Maybe it’s your graduation day too. If so, I hope life gives you everything you want, that you find someone who loves you, that you live each day to the fullest. That maybe, in the darkest corners of your mind, you think of me just a little bit.

—M. A. S.

A smile wobbles on my lips. I want to seek out my mother, give her a big hug for caring about a boy she hadn’t seen in years. She was right; he needed us. And I hadn’t seen it. Pressing a fist to my lips, I force myself to go on.

Hey Tot,

You probably hate that name, don’t you? Thinking it’s an insult, a commentary about your appearance. Maybe it started out that way, me trying to put you down, put you in your place—somewhere far from me, where you couldn’t make me feel like I was bleeding from the inside out. But I don’t think of it that way anymore. It makes me think of you as a hot little bite I want to sink my teeth into.

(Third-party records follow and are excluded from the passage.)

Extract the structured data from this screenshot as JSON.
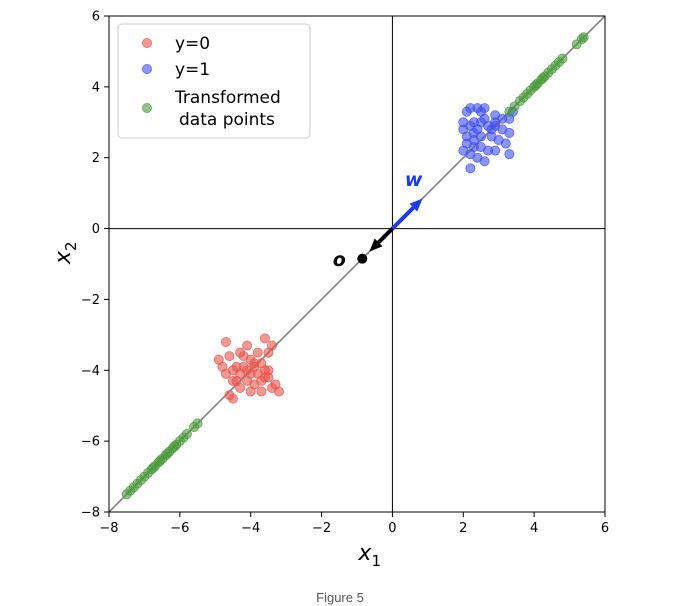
{
  "chart_data": {
    "type": "scatter",
    "xlabel": "x",
    "xlabel_sub": "1",
    "ylabel": "x",
    "ylabel_sub": "2",
    "xlim": [
      -8,
      6
    ],
    "ylim": [
      -8,
      6
    ],
    "x_ticks": [
      -8,
      -6,
      -4,
      -2,
      0,
      2,
      4,
      6
    ],
    "y_ticks": [
      -8,
      -6,
      -4,
      -2,
      0,
      2,
      4,
      6
    ],
    "grid": false,
    "axis_lines": true,
    "legend_position": "top-left",
    "projection_line": {
      "direction": [
        1,
        1
      ],
      "color": "#808080"
    },
    "series": [
      {
        "name": "y=0",
        "color": "#e8544a",
        "points": [
          [
            -4.7,
            -3.2
          ],
          [
            -4.9,
            -3.7
          ],
          [
            -4.6,
            -3.6
          ],
          [
            -4.3,
            -3.5
          ],
          [
            -4.1,
            -3.3
          ],
          [
            -3.8,
            -3.5
          ],
          [
            -3.6,
            -3.1
          ],
          [
            -3.4,
            -3.3
          ],
          [
            -3.5,
            -3.5
          ],
          [
            -4.0,
            -3.7
          ],
          [
            -3.9,
            -3.9
          ],
          [
            -4.2,
            -3.9
          ],
          [
            -4.4,
            -3.9
          ],
          [
            -4.5,
            -4.0
          ],
          [
            -4.3,
            -4.1
          ],
          [
            -4.1,
            -4.0
          ],
          [
            -3.8,
            -4.1
          ],
          [
            -3.6,
            -4.0
          ],
          [
            -3.5,
            -4.2
          ],
          [
            -3.7,
            -4.3
          ],
          [
            -3.9,
            -4.4
          ],
          [
            -4.1,
            -4.3
          ],
          [
            -4.3,
            -4.5
          ],
          [
            -4.5,
            -4.3
          ],
          [
            -4.6,
            -4.7
          ],
          [
            -4.5,
            -4.8
          ],
          [
            -4.0,
            -4.6
          ],
          [
            -3.7,
            -4.6
          ],
          [
            -3.4,
            -4.5
          ],
          [
            -3.2,
            -4.6
          ],
          [
            -3.3,
            -4.4
          ],
          [
            -3.6,
            -4.2
          ],
          [
            -3.9,
            -3.8
          ],
          [
            -4.7,
            -4.1
          ],
          [
            -4.8,
            -3.9
          ],
          [
            -4.0,
            -4.1
          ],
          [
            -4.2,
            -3.6
          ],
          [
            -3.7,
            -3.8
          ],
          [
            -3.5,
            -4.0
          ],
          [
            -4.4,
            -4.3
          ]
        ]
      },
      {
        "name": "y=1",
        "color": "#3d4ef0",
        "points": [
          [
            2.1,
            3.3
          ],
          [
            2.2,
            3.4
          ],
          [
            2.4,
            3.4
          ],
          [
            2.5,
            3.3
          ],
          [
            2.6,
            3.4
          ],
          [
            2.9,
            3.2
          ],
          [
            3.1,
            3.1
          ],
          [
            3.3,
            3.1
          ],
          [
            3.4,
            3.3
          ],
          [
            2.0,
            2.8
          ],
          [
            2.2,
            2.9
          ],
          [
            2.3,
            3.0
          ],
          [
            2.5,
            3.0
          ],
          [
            2.7,
            2.9
          ],
          [
            2.9,
            2.9
          ],
          [
            3.1,
            2.8
          ],
          [
            3.3,
            2.7
          ],
          [
            2.1,
            2.6
          ],
          [
            2.3,
            2.7
          ],
          [
            2.5,
            2.6
          ],
          [
            2.8,
            2.6
          ],
          [
            3.0,
            2.5
          ],
          [
            3.2,
            2.4
          ],
          [
            2.1,
            2.4
          ],
          [
            2.3,
            2.3
          ],
          [
            2.5,
            2.3
          ],
          [
            2.7,
            2.2
          ],
          [
            2.9,
            2.2
          ],
          [
            2.0,
            2.2
          ],
          [
            2.2,
            2.1
          ],
          [
            2.4,
            2.0
          ],
          [
            2.6,
            1.9
          ],
          [
            2.2,
            1.7
          ],
          [
            3.3,
            2.1
          ],
          [
            2.8,
            2.8
          ],
          [
            2.4,
            2.8
          ],
          [
            2.6,
            3.1
          ],
          [
            2.0,
            3.0
          ],
          [
            2.9,
            3.0
          ],
          [
            2.3,
            2.5
          ]
        ]
      },
      {
        "name": "Transformed\ndata points",
        "color": "#4a9a3a",
        "points": [
          [
            -7.5,
            -7.5
          ],
          [
            -7.4,
            -7.4
          ],
          [
            -7.3,
            -7.3
          ],
          [
            -7.1,
            -7.1
          ],
          [
            -7.0,
            -7.0
          ],
          [
            -6.9,
            -6.9
          ],
          [
            -6.8,
            -6.8
          ],
          [
            -6.7,
            -6.7
          ],
          [
            -6.6,
            -6.6
          ],
          [
            -6.5,
            -6.5
          ],
          [
            -6.4,
            -6.4
          ],
          [
            -6.3,
            -6.3
          ],
          [
            -6.2,
            -6.2
          ],
          [
            -6.1,
            -6.1
          ],
          [
            -6.0,
            -6.0
          ],
          [
            -5.8,
            -5.8
          ],
          [
            -5.6,
            -5.6
          ],
          [
            -5.5,
            -5.5
          ],
          [
            -7.2,
            -7.2
          ],
          [
            -6.75,
            -6.75
          ],
          [
            -6.55,
            -6.55
          ],
          [
            -6.35,
            -6.35
          ],
          [
            -6.15,
            -6.15
          ],
          [
            -5.9,
            -5.9
          ],
          [
            3.6,
            3.6
          ],
          [
            3.7,
            3.7
          ],
          [
            3.8,
            3.8
          ],
          [
            3.9,
            3.9
          ],
          [
            4.0,
            4.0
          ],
          [
            4.1,
            4.1
          ],
          [
            4.2,
            4.2
          ],
          [
            4.3,
            4.3
          ],
          [
            4.4,
            4.4
          ],
          [
            4.5,
            4.5
          ],
          [
            4.6,
            4.6
          ],
          [
            4.7,
            4.7
          ],
          [
            4.8,
            4.8
          ],
          [
            5.2,
            5.2
          ],
          [
            5.35,
            5.35
          ],
          [
            5.4,
            5.4
          ],
          [
            3.3,
            3.3
          ],
          [
            3.45,
            3.45
          ],
          [
            4.05,
            4.05
          ],
          [
            4.25,
            4.25
          ]
        ]
      }
    ],
    "annotations": [
      {
        "label": "w",
        "kind": "arrow",
        "from": [
          0,
          0
        ],
        "to": [
          0.85,
          0.85
        ],
        "color": "#1a3cf0",
        "label_at": [
          0.6,
          1.35
        ]
      },
      {
        "label": "o",
        "kind": "arrow-point",
        "from": [
          0,
          0
        ],
        "to": [
          -0.85,
          -0.85
        ],
        "color": "#000000",
        "label_at": [
          -1.5,
          -0.9
        ]
      }
    ]
  },
  "caption": "Figure 5"
}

Truth? I’d wanted to do that even when I said the words. I always wanted to sink into you. Didn’t matter if you drove me crazy, I wanted it so much it made my teeth hurt. Would it shock you to know that? Piss you off? Probably both.

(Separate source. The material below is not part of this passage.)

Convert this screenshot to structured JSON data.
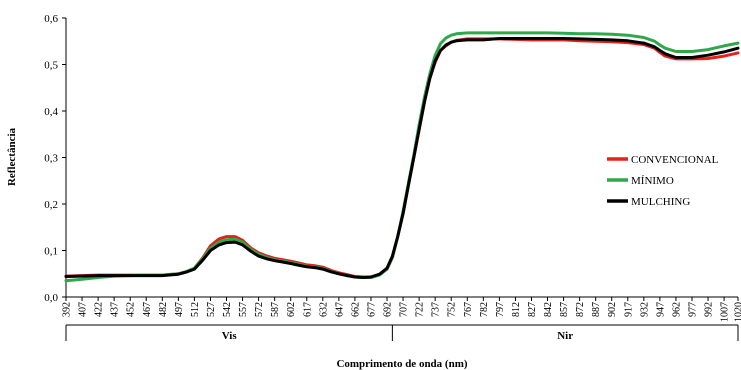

I miss you, Tot. Can you believe it? Yours is the voice in my head, haunting my dreams, pushing me forward.

I’m in a casting office now. Sweating my balls off, waiting for them to call my name. I’m reaching for the stars, Delilah.

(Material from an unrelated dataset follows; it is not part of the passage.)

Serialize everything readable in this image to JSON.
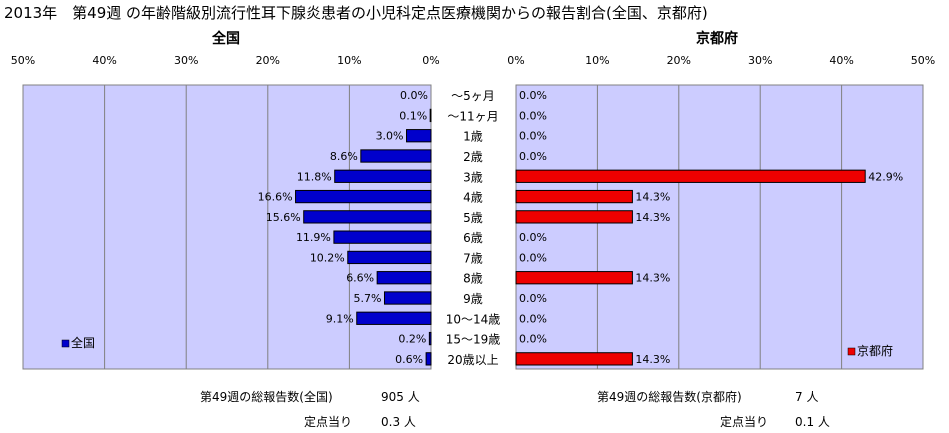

I hear you smirking, that sugar and arsenic-laced voice of yours saying, “Of course you’d have to try to become famous, Macon Saint. You always did like attention on you.”

How well you knew me. And how little you knew me.

I did want attention. But only yours. I have no idea why since, whenever I eventually got it, I’d act like a foolish shit.

Truth is, I’d rather be someone other than me. I want the fantasy instead of reality. So I’ll act. I’ll say words that are not mine and breathe easier while living in someone else’s skin.

How can I not want it? “We are such stuff as dreams are made on” and all that crap.

I’m shaking now, Tot. Nearly sick with anticipation and worry that they’ll see right through me, straight into my rotten core. But I have you to bolster me. I’ll go in there and pretend it’s you I’m talking to. It will be easy then, thumbing my nose at your skepticism, proving to myself and you that I’m not a worthless soul as you once so aptly put.

Your hate gives me strength.

I’m probably a selfish fuck for feeling that. No, I know I am. But it’s true.

Fuck, I miss you. Why? Why do I miss you so much?

You’ll never answer because there’s no way in hell I’m sending this.

But I do.

I

Miss

You

Delilah

Ann

Baker

My little

Hot

Tater

Tot—

I choke out a laugh. Irritating and boorish man. Oddly sweet man. His hastily scrawled words send tingling warmth over my breasts and up my thighs. Shaking my head, I spy the bold slashes of his next letter, the handwriting bigger than usual, taking up more space on the page.

Behold! I am Arasmus, bastard son of Jon’ash, brother of King Ulser of the Braxtons.

I have been exiled to the Sorrow Lands, forced to fight for my food, my shelter, my existence. Until . . .

Well, production hasn’t let me in on the rest. I’m sure it will be epic and angst-filled, and if my character manages to live through this season it will be a fucking miracle. If you’ve read any of the Dark Castle books, you’ll notice heads have a way of separating from key characters’ necks. We’re not following the books to the letter, so I’m not certain of Arsamus’s fate.

Makes my neck hurt just thinking about it, though.

But for now? I party.

Or I will tonight.

At the moment, I’m in my car, writing in this damn notebook I still have in the glove compartment.

Writing to tell you that I hate you once more.

I hate you, Delilah Ann Baker, cold and cruel Tater Tot.

I hate that I just got the call from my agent, telling me that, yes, I . . . Macon Saint, a virtual nobody in Hollywood, landed the coveted role of Arasmus in Dark Castle . . . the most anticipated series to come to cable in decades, and who do I immediately want to tell?